Source: TOI
Context:
Insurance companies in India are set to change how they price policies and manage risk as the Insurance Regulatory and Development Authority of India (IRDAI) introduces two major reforms from April 2026.
What Are the Two Big Changes?
1. Risk-Based Capital (RBC) Norms
What are RBC Norms?
Risk-Based Capital (RBC) norms require insurers to maintain capital proportional to the actual risks they assume, instead of a flat, one-size-fits-all solvency requirement.
In India, RBC norms are being introduced by Insurance Regulatory and Development Authority of India (IRDAI).
Why Were RBC Norms Needed?
Under the earlier framework:
- All insurers had to maintain a uniform solvency ratio (150%)
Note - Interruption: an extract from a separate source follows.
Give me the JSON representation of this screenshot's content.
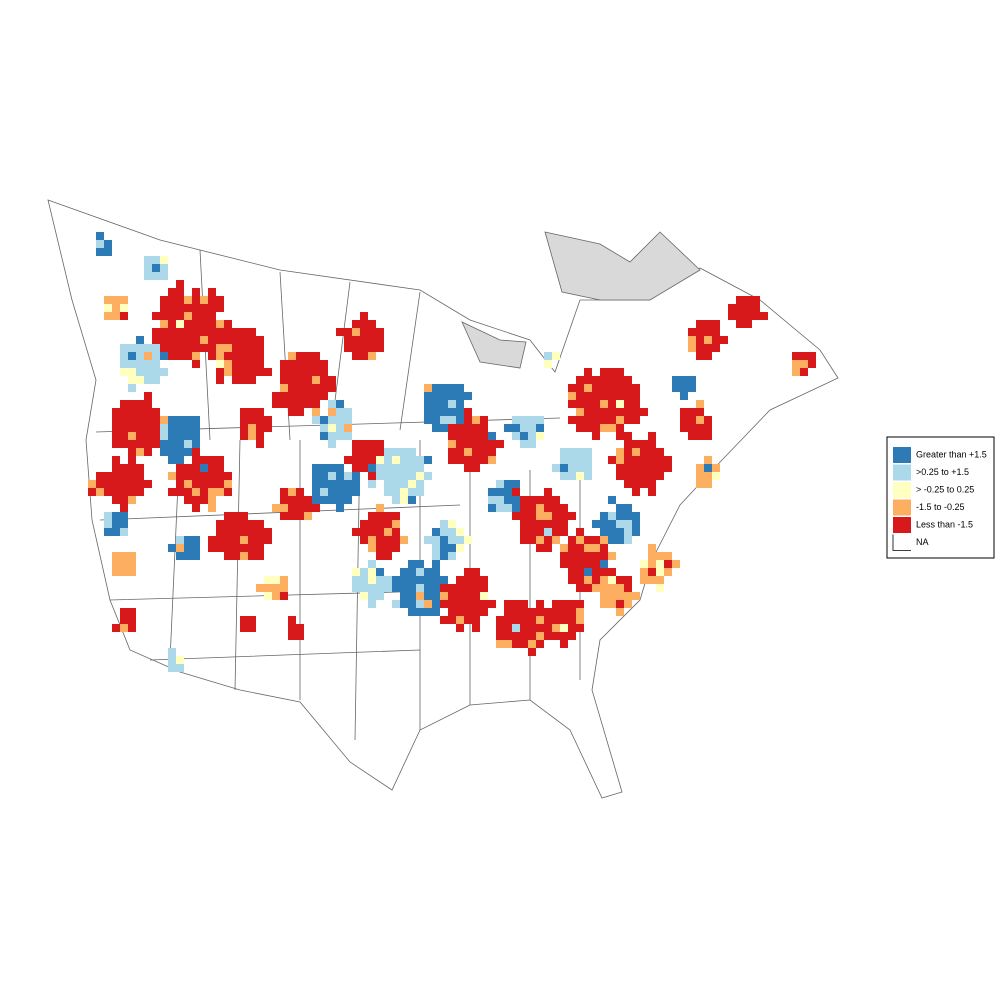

- Capital requirements did not fully reflect risk profiles
- Low-risk and high-risk insurers were treated similarly
RBC corrects this distortion by linking capital → risk exposure.
- Insurers will now need to keep capital based on the risk they take, not a fixed solvency rule.
- Higher risk = more capital required
- Lower risk = less capital needed
2. Ind AS 117 (India’s version of IFRS 17)
What is Ind AS 117?
Ind AS 117 is India’s accounting standard for insurance contracts, aligned with IFRS 17, issued by the International Accounting Standards Board (IASB).
It replaces the existing Ind AS 104, bringing uniformity, transparency, and comparability in insurance accounting.
Why Was Ind AS 117 Introduced?
Earlier accounting allowed insurers to:
- Recognise entire premium upfront
- Follow diverse accounting practices
- Mask true profitability and risk exposure
Ind AS 117 corrects this by aligning revenue recognition with insurance service delivery.